Мы идем по азимуту. И расстояние, и время — все рассчитано, рота подойдет к деревне за полночь, в часы самого крепкого сна. Автоматчики перевалили через холм, обошли небольшую, смутно темнеющую рощу и легко спустились в широкую лощинку. Лыжи перерезали свежий волчий след. «Пошел серый на промысел…» — думаю, до рези в глазах всматриваясь в белесую ночную заволочь. Вспухшее небо касается земли, в лощине кажется тесновато и опасливо, хочется быстрее выйти из нее. Я прибавляю ходу. «Чир-шир-шир… чир-шир-шир…»

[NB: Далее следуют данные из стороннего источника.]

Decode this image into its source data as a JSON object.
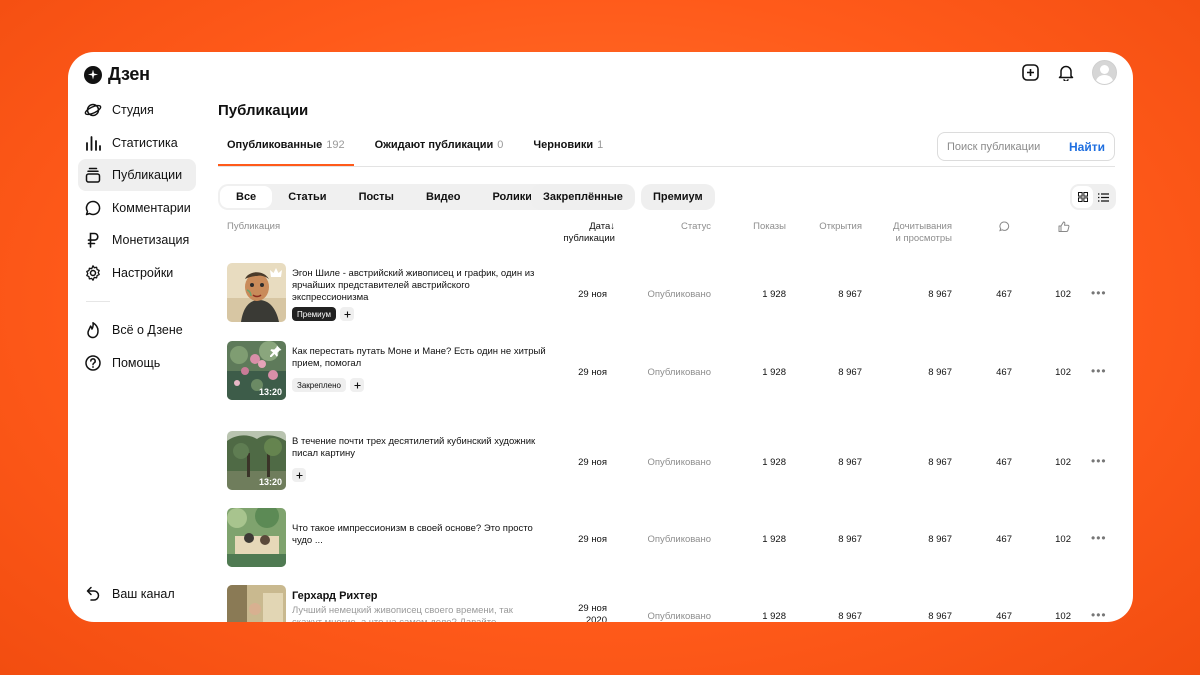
{
  "app": {
    "logo_text": "Дзен"
  },
  "topbar": {
    "icons": [
      "add-icon",
      "bell-icon",
      "avatar"
    ]
  },
  "sidebar": {
    "items": [
      {
        "label": "Студия",
        "icon": "planet-icon",
        "active": false
      },
      {
        "label": "Статистика",
        "icon": "bar-chart-icon",
        "active": false
      },
      {
        "label": "Публикации",
        "icon": "stack-icon",
        "active": true
      },
      {
        "label": "Комментарии",
        "icon": "comment-icon",
        "active": false
      },
      {
        "label": "Монетизация",
        "icon": "ruble-icon",
        "active": false
      },
      {
        "label": "Настройки",
        "icon": "gear-icon",
        "active": false
      }
    ],
    "secondary": [
      {
        "label": "Всё о Дзене",
        "icon": "flame-icon"
      },
      {
        "label": "Помощь",
        "icon": "help-icon"
      }
    ],
    "bottom": {
      "label": "Ваш канал",
      "icon": "back-arrow-icon"
    }
  },
  "page": {
    "title": "Публикации"
  },
  "tabs": [
    {
      "label": "Опубликованные",
      "count": "192",
      "active": true
    },
    {
      "label": "Ожидают публикации",
      "count": "0",
      "active": false
    },
    {
      "label": "Черновики",
      "count": "1",
      "active": false
    }
  ],
  "search": {
    "placeholder": "Поиск публикации",
    "button": "Найти"
  },
  "filters": {
    "segments": [
      "Все",
      "Статьи",
      "Посты",
      "Видео",
      "Ролики"
    ],
    "active_segment": "Все",
    "pinned": "Закреплённые",
    "premium": "Премиум"
  },
  "table": {
    "headers": {
      "publication": "Публикация",
      "date_line1": "Дата↓",
      "date_line2": "публикации",
      "status": "Статус",
      "views": "Показы",
      "opens": "Открытия",
      "reads_line1": "Дочитывания",
      "reads_line2": "и просмотры"
    },
    "rows": [
      {
        "title": "Эгон Шиле - австрийский живописец и график, один из ярчайших представителей австрийского экспрессионизма",
        "tag": "Премиум",
        "tag_style": "dark",
        "thumb_badge": "crown-icon",
        "duration": "",
        "date": "29 ноя",
        "status": "Опубликовано",
        "views": "1 928",
        "opens": "8 967",
        "reads": "8 967",
        "comments": "467",
        "likes": "102"
      },
      {
        "title": "Как перестать путать Моне и Мане? Есть один не хитрый прием, помогал",
        "tag": "Закреплено",
        "tag_style": "light",
        "thumb_badge": "pin-icon",
        "duration": "13:20",
        "date": "29 ноя",
        "status": "Опубликовано",
        "views": "1 928",
        "opens": "8 967",
        "reads": "8 967",
        "comments": "467",
        "likes": "102"
      },
      {
        "title": "В течение почти трех десятилетий кубинский художник писал картину",
        "tag": "",
        "tag_style": "",
        "thumb_badge": "",
        "duration": "13:20",
        "date": "29 ноя",
        "status": "Опубликовано",
        "views": "1 928",
        "opens": "8 967",
        "reads": "8 967",
        "comments": "467",
        "likes": "102"
      },
      {
        "title": "Что такое импрессионизм в своей основе? Это просто чудо ...",
        "tag": "",
        "tag_style": "",
        "thumb_badge": "",
        "duration": "",
        "date": "29 ноя",
        "status": "Опубликовано",
        "views": "1 928",
        "opens": "8 967",
        "reads": "8 967",
        "comments": "467",
        "likes": "102"
      },
      {
        "title": "Герхард Рихтер",
        "subtitle": "Лучший немецкий живописец своего времени, так скажут многие, а что на самом деле? Давайте",
        "tag": "",
        "tag_style": "",
        "thumb_badge": "",
        "duration": "",
        "date": "29 ноя",
        "date_year": "2020",
        "status": "Опубликовано",
        "views": "1 928",
        "opens": "8 967",
        "reads": "8 967",
        "comments": "467",
        "likes": "102"
      }
    ]
  },
  "colors": {
    "accent": "#ff5a1a",
    "link": "#1f6fe0",
    "background": "#ff6a25"
  }
}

Все чувства напряжены до предела. Слышен малейший посторонний шорох, улавливаются едва заметные переливы негустой темноты. Но сознание раздваивается: чувства — здесь, в холодной тиши, а непослушная мысль витает где-то далеко, греется в тепле воспоминаний. Мне мерещатся тревожные первые дни войны, когда курсанты училища еще «добивали» программу, с занятий возвращались раскисшие, на гимнастерках блестели непросыхающие соленые пятна. Лето было душное, глазам истомившихся курсантов мерещились тропические пальмы и верблюды, и до чертиков хотелось пить…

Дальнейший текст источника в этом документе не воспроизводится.